Der Blaue Reiter, centered in Munich, was founded in response to the rejection of one of Wassily Kandinsky’s paintings by Kandinsky’s own group of painters.  While there was no one style that defined this sub-movement, it prominently featured horses, which Franz Marc liked, and the color blue, a color that Kandinsky considered spiritual.  Their work was primarily an exploration of the spirituality of their art.

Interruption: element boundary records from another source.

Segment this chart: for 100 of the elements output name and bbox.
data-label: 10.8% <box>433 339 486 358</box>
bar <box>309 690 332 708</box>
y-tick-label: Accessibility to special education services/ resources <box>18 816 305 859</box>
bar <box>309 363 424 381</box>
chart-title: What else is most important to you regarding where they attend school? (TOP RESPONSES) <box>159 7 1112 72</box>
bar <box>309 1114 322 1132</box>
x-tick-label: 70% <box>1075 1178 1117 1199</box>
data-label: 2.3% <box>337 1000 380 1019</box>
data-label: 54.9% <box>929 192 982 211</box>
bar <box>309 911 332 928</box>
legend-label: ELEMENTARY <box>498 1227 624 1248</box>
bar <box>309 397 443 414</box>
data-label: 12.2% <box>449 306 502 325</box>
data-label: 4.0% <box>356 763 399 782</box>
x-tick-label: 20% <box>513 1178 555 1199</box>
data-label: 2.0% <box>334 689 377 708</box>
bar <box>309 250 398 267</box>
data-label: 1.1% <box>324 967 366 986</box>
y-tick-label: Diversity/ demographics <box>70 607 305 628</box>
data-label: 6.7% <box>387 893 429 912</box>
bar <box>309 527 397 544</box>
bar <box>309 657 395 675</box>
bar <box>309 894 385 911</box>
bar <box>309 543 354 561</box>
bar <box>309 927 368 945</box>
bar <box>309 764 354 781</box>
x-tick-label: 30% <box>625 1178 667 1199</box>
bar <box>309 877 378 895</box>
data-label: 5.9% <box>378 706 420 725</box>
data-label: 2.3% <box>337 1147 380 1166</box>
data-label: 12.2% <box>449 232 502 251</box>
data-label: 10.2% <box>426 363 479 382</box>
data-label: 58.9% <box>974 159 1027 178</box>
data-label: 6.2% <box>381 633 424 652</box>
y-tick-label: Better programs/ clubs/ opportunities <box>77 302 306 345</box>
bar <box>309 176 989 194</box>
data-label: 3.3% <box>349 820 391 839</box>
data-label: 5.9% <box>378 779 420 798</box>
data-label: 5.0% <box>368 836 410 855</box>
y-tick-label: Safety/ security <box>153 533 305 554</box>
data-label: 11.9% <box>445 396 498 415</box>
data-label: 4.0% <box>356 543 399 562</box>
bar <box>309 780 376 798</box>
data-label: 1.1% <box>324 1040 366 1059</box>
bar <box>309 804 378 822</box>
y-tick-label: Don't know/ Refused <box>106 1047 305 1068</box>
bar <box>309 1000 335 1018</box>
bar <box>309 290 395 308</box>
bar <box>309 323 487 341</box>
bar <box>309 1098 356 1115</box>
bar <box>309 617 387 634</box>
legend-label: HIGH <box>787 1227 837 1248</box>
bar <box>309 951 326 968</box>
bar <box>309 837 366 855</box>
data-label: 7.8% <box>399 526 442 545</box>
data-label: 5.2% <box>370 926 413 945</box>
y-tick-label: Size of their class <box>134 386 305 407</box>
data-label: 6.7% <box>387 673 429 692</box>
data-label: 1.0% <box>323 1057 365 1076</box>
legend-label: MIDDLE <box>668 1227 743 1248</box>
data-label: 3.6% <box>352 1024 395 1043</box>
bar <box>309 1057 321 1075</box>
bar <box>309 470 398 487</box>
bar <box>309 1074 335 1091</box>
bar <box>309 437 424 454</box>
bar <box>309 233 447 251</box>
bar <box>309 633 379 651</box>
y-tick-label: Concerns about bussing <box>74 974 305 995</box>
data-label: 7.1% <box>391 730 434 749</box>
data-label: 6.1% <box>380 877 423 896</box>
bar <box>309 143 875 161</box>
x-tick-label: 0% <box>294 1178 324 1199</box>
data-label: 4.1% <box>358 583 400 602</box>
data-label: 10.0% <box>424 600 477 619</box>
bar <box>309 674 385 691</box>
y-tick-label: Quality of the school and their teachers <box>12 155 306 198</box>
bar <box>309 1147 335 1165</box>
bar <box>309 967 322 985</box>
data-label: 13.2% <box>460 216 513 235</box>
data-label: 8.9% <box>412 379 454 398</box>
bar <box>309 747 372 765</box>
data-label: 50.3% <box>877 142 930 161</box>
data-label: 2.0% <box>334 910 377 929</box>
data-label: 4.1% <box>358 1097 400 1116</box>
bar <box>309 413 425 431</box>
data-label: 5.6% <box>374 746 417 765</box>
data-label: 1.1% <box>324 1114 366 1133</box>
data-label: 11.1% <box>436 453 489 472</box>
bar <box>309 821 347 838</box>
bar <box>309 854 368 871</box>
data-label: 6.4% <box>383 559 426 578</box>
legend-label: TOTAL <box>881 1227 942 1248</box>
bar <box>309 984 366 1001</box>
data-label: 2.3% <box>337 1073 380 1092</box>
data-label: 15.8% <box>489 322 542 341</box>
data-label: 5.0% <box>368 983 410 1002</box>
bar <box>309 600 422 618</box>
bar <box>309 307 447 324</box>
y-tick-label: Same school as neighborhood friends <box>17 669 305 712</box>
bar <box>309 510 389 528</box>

In addition to these two German movements, there was one other that existed for a short time yet had a great influence, particularly on Impressionism.  These were the Fauvists, a group of artists from France who were under the tutelage of Gustave Moreau.  Their work was done in brilliant color and emphasized simplified lines and an ease of viewing.  These paintings were about the freshness and spontaneity rather than the perfectly finished product.  Art was to decorate and bring joy, opposite to the general goal of Expressionism, that of expressing the artists emotions and being gloomy and somber.

Expressionists acted as a bridge or link between the past and the future.  They were very modern in their methods and ideas, but they also had a strong link to the past and gained much inspiration from that as well as their own feelings.  Many Expressionist artists lost their lives during the Nazi Regime as the art form was considered to be anti-Aryan and anti-naturalism.  Some artists have worked Cubist or Abstract styles into their Expressionism to create truly unique pieces.  These are artists such as Franz Marc and Kandinsky.  Expressionism is an art form that has continued on throughout the 20th century and into the 21st century.